Hamas telah berulang kali menawarkan untuk membebaskan tawanan Israel "sekaligus" dengan imbalan diakhirinya perang, penarikan pasukan Israel, dan pembebasan tahanan Palestina.
Namun, Netanyahu menolak persyaratan tersebut, sebaliknya menyerukan pelucutan senjata faksi perlawanan Palestina dan mengisyaratkan rencana untuk menduduki kembali Gaza.
Israel memperkirakan bahwa 58 sandera masih berada di Gaza, termasuk 20 orang yang diyakini masih hidup. Sementara itu, lebih dari 10.100 warga Palestina ditahan di penjara Israel dalam kondisi yang keras, termasuk laporan penyiksaan, kelaparan, dan pengabaian medis, menurut kelompok hak asasi Palestina dan Israel.
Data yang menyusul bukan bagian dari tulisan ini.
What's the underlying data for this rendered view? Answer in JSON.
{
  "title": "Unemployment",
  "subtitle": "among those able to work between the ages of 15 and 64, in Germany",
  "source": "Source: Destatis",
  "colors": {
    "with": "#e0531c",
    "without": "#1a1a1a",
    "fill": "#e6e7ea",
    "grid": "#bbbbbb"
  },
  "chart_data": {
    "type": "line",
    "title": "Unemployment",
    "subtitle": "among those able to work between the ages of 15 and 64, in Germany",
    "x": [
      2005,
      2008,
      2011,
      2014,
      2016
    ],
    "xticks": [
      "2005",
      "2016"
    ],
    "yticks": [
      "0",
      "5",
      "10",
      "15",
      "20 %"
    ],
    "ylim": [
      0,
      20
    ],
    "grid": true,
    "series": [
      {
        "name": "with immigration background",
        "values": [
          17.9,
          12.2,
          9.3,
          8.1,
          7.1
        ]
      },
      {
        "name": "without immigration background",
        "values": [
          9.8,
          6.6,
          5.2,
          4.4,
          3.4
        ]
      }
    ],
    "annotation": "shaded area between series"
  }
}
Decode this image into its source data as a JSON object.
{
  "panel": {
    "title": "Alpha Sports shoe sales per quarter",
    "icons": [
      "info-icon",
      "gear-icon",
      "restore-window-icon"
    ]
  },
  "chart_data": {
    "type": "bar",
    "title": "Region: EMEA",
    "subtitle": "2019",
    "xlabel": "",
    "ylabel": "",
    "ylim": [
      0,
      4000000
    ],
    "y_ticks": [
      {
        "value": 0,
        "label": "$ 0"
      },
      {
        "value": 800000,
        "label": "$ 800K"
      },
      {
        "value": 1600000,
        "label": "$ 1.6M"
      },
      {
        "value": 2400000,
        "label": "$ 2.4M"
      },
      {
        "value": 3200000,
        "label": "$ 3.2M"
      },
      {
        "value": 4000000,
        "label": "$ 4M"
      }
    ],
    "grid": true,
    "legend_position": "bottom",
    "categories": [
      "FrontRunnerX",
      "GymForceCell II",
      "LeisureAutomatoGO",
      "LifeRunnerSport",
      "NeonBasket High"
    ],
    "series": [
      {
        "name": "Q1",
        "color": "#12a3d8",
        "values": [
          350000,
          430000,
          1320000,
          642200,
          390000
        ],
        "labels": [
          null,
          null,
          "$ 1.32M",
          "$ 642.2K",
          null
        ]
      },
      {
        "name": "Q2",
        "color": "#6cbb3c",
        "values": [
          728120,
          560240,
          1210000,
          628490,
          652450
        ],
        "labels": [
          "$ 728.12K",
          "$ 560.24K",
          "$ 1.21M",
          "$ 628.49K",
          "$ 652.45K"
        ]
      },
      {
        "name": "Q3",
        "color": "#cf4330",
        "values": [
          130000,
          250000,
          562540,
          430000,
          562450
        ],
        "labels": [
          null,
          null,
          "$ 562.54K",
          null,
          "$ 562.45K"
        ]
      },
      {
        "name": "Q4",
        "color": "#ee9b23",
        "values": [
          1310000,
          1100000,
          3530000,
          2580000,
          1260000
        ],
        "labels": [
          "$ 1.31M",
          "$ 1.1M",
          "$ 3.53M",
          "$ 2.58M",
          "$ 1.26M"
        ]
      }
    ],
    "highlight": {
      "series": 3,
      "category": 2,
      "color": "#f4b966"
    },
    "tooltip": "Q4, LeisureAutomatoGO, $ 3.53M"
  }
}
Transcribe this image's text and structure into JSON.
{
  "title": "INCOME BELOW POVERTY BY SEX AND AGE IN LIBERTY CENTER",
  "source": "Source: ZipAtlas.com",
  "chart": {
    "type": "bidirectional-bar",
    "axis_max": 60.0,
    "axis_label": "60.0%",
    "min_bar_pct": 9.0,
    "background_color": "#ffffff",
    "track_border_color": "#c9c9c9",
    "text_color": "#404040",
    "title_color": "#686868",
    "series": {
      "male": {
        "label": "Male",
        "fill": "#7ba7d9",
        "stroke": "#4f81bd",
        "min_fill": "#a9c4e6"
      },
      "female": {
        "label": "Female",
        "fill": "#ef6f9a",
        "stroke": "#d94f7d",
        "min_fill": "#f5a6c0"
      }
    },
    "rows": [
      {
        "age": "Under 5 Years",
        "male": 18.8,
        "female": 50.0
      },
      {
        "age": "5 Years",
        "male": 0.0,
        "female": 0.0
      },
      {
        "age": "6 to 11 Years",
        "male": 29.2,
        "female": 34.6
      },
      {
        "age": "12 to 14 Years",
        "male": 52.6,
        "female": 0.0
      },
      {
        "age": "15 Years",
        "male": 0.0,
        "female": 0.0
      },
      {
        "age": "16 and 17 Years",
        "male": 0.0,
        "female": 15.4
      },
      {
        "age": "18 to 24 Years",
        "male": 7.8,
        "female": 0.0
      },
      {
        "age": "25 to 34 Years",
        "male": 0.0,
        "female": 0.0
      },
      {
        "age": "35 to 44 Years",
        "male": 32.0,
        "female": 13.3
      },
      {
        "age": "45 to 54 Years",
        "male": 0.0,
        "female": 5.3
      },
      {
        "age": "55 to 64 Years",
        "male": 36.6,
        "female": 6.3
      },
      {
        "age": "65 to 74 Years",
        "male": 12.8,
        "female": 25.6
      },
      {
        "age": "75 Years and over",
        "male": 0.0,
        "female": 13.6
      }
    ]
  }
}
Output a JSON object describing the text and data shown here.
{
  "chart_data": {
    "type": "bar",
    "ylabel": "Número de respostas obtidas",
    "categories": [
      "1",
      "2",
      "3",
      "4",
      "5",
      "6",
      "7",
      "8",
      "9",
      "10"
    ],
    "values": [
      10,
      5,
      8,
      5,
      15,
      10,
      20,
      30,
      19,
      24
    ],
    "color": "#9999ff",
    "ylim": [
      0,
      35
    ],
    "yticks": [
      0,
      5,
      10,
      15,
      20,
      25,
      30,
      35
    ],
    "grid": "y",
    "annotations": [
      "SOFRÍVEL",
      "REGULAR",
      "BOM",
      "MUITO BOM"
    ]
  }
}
Oposisi Israel dan keluarga para sandera menuduh Netanyahu memperpanjang perang untuk menenangkan mitra koalisi sayap kanannya dan mempertahankan kekuasaan.
Tentara Israel, yang menolak seruan internasional untuk gencatan senjata, telah melancarkan serangan brutal terhadap Gaza sejak Oktober 2023, menewaskan lebih dari 54.000 warga Palestina, sebagian besar dari mereka adalah wanita dan anak-anak.
Pada November lalu, Pengadilan Kriminal Internasional mengeluarkan surat perintah penangkapan untuk Netanyahu dan mantan Menteri Pertahanannya Yoav Gallant atas kejahatan perang dan kejahatan terhadap kemanusiaan di Gaza.
Israel juga menghadapi kasus genosida di Pengadilan Internasional atas kejahatan perangnya terhadap warga sipil di daerah kantung tersebut.